James, G., et al. (2006). A case of self-inflicted craniocerebral penetrating injury. Emerg. Med. J. 23: e32.
A 44 year old man was referred to the accident and emergency department by the psychiatric services, having claimed to have hammered several nails through his skull over a three month period. The patient had a long history of depression, personality disorder, and previous deliberate self-harm. He had remained well throughout this period and had been cleaning the wounds with weak antiseptic on a regular basis. He had concealed the injuries by wearing a hat. Two days prior to admission he had inserted a much larger 12.7 cm (5 inch) masonry nail and had developed left sided weakness and unsteadiness of gait.
Examination showed that the patient remained well with no evidence of infection in the central nervous system. Neurological examination revealed a mild left sided weakness (4/5 Medical Research Council (MRC) scale) affecting both the arm and leg. The patient was fully alert and orientated and conversed normally. Inspection of the scalp revealed a large masonry nail protruding from the scalp with several other healed puncture wounds. Plain skull X-rays revealed a total of ten 5 cm nails and a larger, 12.7 cm masonry nail penetrating the skull. A computed tomography (CT) scan was performed, which despite considerable artefact confirmed that the nails had penetrated the brain substance. The patient was later transferred to the local neurosurgical unit for further management where, after angiography, all the nails were removed under general anaesthetic. He subsequently made an uneventful recovery.

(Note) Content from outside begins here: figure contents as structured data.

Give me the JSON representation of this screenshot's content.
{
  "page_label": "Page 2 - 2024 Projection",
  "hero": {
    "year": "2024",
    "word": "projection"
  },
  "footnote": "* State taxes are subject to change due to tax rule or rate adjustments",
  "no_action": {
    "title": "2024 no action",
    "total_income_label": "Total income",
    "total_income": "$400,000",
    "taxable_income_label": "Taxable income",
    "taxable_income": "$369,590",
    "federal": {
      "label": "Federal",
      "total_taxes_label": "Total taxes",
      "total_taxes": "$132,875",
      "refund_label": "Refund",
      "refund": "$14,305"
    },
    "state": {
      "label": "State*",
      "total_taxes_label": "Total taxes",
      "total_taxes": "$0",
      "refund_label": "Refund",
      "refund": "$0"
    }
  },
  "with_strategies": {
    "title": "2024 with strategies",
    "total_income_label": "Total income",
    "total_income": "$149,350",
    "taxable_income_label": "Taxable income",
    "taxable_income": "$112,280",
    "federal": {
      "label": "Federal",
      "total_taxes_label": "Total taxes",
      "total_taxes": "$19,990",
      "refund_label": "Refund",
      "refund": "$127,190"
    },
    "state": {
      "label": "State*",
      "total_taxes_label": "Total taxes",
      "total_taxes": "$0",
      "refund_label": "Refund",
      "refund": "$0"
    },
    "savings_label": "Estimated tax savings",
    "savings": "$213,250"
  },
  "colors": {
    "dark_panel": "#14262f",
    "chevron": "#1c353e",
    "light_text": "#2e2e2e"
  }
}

Karabatsou, K., et al. (2005). Self-Inflicted Penetrating Head Injury in a Patient With Manic-Depressive Disorder. Am. J. Forensic Med. Pathol. 26: 174-7. [Summary]
A 32-year-old Caucasian male with a history of repeated self-injury drilled a hole in his skull using a power tool and subsequently introduced intracerebrally a binding wire from a sketchpad. An emergency craniotomy was performed around the site of cranial injury, and the foreign body was carefully extracted. The wire was located partially in the subdural space and partially in the right hemisphere of the brain. The patient made an excellent recovery and was referred to a psychiatrist for further treatment. This is a rare case of unusual and complex repetitive self-destructive behavior without apparent suicidal intent. The pertinent literature is reviewed and the surgical and psychiatric implications of such injuries are discussed.
This one is horrific, and I should warn you that the paper, which is written in Portugese by Brazilian neurosurgeons, contains a very graphic photograph of the patient’s external injuries.
de Andrade, G. C., et al. (2004). Penetrating brain injury due to a large asbestos fragment treated by decompressive craniotomy: case report. Arq. Neuropsiquiatr. 62: 1104-1107. [PDF]
We report the case of a 22-year-old man victim of penetrating brain injury due to a 15 x 12 [cm] asbestos fragment and a successfully treatment [sic] via decompressive craniotomy. Unlike gunshot wounds to the head, penetrating brain injury from low energy objects are unusual. Most reported involve cranio-orbitary injuries as well as self inflicted lesions in mentally ill patients. The reported case is noteworthy due to the large dimensions of the foreign body, the treatment via decompressive craniotomy and the good patient functional outcome.